The two sections each have 26 poems with the letters of the alphabet, a to z, serving as the titles, save for a handful, such as ‘The Skinhead’s Lord’s Prayer’, ‘Anike’, ‘The Crescent and the Cross’, ‘Rust’, ‘Speaking in Tongues’ and ‘Exile’.
The experimental sweep of Ede evinces the driving spirit of the publishing outfit Black Goat, “an independent poetry imprint of Akashic Books created and curated by award-winning Nigerian author Chris Abani”, who serves as the series editor.
The first Black Goat title that landed on my table back in 2007 was Uche Nduka’s 152-page eel on reef which completely shuns linear meaning for in-your-face percussive mellifluousness.
In the poetry of Ede, meaning makes sound not unlike Okigbo, for as T.S. Eliot writes in his epochal essay, ‘Tradition and the Individual Talent’: “No poet, no artist of any art, has his complete meaning alone. His significance; his appreciation is the appreciation of his relation to the dead poets and artists.”
Ede keeps great company of master poets such as Okigbo, and then Tchicaya U’Tamsi, cummings, William Carlos Williams, Wole Soyinka, Derek Walcott and Seamus Heaney, but he retains an originality that shuns affectation.
Ede’s temporal and spiritual journeys as limned in his lines recall French poet Paul Valery’s words, to wit, “It is the very one who wants to write down his dream who is obliged to be extremely awake.” In the wakefulness of the fully lived life, the migratory poet’s Toronto progressively becomes, in different guises; Amsterdam, Prague and London.
To contain the many worlds of the poet, it is necessary to break all borders and boundaries. To find a core, most artists find that they are in need of flight. It is akin to the search for meaning in a menacingly absurd world. In Ede’s poetry, it all coheres in the breaking of all bonds of division for his democratic art: where all colours meet a rainbow democracy.
The grimmer side of things in the ‘hitler’s children’ section is livened by the introit; a mischievous subversion of ‘The Lord’s Prayer’ entitled ‘The Skinhead’s Lord’s Prayer’: “our father who art in Valhalla harrowing be thine name.”
The entire section bears the ominous title ‘Not in Love’. The controversial thesis on depersonalisation as espoused by Eliot is juxtaposed with the otherness in a society that somewhat separates the poet from the poetry.
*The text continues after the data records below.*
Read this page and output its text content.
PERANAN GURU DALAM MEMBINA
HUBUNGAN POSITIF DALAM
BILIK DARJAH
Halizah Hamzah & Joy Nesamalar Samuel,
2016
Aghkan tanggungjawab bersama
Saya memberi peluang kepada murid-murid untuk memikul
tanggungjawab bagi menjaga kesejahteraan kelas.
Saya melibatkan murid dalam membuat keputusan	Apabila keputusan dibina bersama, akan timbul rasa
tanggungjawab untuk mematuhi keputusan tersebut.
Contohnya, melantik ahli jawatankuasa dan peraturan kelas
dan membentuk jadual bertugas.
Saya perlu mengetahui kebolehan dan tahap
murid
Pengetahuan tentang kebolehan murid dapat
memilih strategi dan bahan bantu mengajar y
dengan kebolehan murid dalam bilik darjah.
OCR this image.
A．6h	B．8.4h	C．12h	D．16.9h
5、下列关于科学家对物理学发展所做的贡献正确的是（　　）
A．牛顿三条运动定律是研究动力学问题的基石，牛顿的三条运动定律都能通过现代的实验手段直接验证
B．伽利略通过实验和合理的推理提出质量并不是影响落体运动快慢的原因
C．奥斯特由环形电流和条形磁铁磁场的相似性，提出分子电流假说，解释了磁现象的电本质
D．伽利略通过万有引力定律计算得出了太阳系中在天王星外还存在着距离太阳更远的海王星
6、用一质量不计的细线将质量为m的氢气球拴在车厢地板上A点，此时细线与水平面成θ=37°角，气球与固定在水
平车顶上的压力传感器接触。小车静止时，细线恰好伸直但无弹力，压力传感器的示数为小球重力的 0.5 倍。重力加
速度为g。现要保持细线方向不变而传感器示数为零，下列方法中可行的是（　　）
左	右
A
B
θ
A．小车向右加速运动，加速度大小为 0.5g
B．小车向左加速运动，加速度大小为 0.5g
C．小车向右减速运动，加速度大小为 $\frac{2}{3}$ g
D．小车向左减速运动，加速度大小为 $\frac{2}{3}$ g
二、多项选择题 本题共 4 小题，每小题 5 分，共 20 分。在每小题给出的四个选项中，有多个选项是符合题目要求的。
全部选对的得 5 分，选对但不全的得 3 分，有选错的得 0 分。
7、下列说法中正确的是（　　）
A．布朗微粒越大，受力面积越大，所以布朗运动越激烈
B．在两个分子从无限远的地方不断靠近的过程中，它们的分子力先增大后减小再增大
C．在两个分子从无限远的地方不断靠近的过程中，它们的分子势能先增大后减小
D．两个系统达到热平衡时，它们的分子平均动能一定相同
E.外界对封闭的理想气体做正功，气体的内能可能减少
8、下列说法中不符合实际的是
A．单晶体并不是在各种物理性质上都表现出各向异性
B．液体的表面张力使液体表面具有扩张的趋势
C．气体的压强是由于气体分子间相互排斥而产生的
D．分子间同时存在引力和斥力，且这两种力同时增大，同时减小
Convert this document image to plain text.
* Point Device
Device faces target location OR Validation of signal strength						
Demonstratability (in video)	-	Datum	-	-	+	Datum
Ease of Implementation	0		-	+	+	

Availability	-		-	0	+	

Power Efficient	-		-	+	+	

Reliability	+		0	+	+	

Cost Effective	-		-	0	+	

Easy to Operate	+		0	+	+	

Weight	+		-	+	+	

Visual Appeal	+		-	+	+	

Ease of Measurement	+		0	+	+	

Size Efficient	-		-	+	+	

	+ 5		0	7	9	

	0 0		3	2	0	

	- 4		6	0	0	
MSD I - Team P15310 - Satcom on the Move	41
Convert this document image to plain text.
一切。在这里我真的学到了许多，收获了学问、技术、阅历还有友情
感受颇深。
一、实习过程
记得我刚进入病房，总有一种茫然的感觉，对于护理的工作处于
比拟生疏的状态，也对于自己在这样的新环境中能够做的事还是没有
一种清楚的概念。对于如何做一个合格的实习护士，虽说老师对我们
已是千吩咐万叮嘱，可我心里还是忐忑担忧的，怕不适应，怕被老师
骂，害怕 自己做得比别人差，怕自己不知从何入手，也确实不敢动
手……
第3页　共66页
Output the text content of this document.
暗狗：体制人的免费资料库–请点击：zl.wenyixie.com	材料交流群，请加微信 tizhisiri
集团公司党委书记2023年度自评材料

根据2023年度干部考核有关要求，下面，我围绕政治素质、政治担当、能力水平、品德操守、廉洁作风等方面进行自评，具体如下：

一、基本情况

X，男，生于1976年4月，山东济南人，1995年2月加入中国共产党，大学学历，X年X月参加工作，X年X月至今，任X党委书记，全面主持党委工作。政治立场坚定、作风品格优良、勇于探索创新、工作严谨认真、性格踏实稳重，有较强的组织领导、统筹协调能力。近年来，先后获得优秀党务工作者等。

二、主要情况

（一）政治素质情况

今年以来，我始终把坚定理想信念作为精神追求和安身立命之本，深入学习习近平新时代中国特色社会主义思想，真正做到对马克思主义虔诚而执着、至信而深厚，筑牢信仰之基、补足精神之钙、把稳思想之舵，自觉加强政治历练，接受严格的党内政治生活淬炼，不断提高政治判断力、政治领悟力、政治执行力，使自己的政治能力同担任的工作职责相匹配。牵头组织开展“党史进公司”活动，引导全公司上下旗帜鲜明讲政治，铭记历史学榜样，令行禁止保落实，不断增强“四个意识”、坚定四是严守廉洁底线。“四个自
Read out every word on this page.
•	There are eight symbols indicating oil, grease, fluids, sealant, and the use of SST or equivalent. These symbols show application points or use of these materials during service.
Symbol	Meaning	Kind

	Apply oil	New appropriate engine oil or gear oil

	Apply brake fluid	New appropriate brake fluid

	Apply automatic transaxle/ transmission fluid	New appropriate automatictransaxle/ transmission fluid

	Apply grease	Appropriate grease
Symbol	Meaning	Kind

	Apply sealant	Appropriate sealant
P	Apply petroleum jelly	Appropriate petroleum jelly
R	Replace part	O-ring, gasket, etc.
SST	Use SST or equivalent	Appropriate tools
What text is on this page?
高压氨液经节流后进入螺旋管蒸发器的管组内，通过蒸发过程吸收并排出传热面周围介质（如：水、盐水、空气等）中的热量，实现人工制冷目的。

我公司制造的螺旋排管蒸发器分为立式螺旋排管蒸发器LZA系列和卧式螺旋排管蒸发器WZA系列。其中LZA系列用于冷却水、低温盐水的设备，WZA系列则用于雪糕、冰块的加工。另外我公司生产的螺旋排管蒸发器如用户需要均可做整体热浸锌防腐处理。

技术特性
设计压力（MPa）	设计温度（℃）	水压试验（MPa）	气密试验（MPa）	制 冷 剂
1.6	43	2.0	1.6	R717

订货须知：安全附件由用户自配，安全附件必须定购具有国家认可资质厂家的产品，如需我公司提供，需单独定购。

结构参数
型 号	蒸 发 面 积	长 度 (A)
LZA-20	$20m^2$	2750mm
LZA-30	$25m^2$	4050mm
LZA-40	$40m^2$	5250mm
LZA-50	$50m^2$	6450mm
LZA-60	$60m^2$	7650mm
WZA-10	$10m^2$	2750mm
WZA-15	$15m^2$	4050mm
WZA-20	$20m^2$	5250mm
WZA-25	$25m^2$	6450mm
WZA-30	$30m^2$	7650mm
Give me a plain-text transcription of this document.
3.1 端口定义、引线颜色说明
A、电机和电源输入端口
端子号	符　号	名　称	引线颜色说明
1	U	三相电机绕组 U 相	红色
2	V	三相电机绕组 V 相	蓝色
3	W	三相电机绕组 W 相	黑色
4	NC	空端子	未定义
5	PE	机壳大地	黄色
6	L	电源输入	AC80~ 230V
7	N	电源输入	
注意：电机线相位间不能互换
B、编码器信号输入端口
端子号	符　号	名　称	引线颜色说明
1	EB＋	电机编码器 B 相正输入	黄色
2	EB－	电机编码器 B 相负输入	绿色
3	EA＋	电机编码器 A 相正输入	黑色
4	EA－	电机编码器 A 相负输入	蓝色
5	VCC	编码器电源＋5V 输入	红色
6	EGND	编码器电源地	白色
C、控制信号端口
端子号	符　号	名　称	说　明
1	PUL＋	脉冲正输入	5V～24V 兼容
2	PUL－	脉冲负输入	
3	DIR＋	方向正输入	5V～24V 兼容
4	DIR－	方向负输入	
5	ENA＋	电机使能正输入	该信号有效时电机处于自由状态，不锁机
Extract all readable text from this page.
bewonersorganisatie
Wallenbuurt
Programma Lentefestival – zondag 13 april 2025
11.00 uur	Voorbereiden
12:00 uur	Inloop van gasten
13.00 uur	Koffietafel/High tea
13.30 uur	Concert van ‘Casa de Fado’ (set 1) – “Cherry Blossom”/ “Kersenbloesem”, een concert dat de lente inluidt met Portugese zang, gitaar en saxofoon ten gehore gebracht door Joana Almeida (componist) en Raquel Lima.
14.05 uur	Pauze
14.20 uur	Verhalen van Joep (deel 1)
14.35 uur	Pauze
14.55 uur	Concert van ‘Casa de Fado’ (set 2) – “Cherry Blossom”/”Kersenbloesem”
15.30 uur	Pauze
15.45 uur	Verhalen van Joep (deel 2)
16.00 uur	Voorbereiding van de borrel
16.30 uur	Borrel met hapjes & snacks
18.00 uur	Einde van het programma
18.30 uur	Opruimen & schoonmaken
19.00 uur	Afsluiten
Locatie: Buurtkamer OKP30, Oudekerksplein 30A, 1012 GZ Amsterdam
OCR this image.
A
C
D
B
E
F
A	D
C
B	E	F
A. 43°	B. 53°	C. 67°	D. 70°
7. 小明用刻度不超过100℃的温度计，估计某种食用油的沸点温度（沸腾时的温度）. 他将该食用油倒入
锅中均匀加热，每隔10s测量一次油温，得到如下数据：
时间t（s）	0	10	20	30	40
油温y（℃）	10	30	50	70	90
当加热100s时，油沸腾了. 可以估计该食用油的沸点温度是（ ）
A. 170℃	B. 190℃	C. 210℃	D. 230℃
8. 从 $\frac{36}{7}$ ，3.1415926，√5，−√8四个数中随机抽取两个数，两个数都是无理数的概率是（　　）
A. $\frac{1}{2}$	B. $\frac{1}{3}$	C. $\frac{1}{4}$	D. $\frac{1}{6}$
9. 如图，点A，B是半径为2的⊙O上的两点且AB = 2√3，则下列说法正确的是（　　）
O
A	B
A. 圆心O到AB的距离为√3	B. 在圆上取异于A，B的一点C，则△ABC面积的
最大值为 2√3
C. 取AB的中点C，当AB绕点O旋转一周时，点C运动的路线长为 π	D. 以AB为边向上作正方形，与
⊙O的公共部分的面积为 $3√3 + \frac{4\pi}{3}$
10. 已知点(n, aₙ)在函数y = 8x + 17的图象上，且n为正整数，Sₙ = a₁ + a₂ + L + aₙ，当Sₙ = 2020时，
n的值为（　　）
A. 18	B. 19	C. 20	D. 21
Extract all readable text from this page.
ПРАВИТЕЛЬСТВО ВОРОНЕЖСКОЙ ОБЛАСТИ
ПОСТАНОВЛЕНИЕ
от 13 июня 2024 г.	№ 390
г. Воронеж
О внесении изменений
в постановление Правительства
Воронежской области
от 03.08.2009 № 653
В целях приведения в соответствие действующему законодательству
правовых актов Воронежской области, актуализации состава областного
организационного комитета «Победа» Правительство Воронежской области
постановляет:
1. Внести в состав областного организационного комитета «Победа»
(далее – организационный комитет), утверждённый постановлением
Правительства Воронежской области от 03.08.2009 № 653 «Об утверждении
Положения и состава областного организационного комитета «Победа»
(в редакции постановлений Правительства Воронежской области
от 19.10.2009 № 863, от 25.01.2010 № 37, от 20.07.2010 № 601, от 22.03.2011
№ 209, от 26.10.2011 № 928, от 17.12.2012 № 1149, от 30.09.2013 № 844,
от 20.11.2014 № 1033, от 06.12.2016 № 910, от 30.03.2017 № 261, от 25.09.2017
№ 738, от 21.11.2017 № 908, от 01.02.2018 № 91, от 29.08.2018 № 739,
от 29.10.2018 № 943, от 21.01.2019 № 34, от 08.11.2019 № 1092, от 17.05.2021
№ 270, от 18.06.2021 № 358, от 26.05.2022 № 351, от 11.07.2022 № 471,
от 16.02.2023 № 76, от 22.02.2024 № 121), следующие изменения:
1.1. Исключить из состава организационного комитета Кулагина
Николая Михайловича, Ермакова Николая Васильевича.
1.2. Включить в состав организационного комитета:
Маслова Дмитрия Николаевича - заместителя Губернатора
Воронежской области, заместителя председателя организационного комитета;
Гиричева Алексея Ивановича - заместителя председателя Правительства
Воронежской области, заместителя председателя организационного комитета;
Science and art are at odds in a land of hate.
Ede sees his poetry here, in a pain-laden ‘Foreword’, as “a poet’s document and testament to the xenophobia that is eating away at the fabric of an apparent democracy in Germany, for one, and in a larger EU to varying degrees.”
As if from a coven, the poet manages to find the voice that echoes James Joyce, author of Ulysses: “history is a nightmare roars joyce without voice from the abyss…” Amatoritsero Ede writes as though with his own blood lines that haunt.
In Ede’s mind, history and science bring to bear on the page truths that are burdensome. Race remains an inescapable ambit of the cosmos, and Ede is unafraid to rend the cosmos if it comes to that. His wordplay is spot on and the control over language is never indulged.
A gifted witness, Amatoritsero Ede deserves celebration.
Uzoatu, author of ‘God of poetry’ lives in Lagos.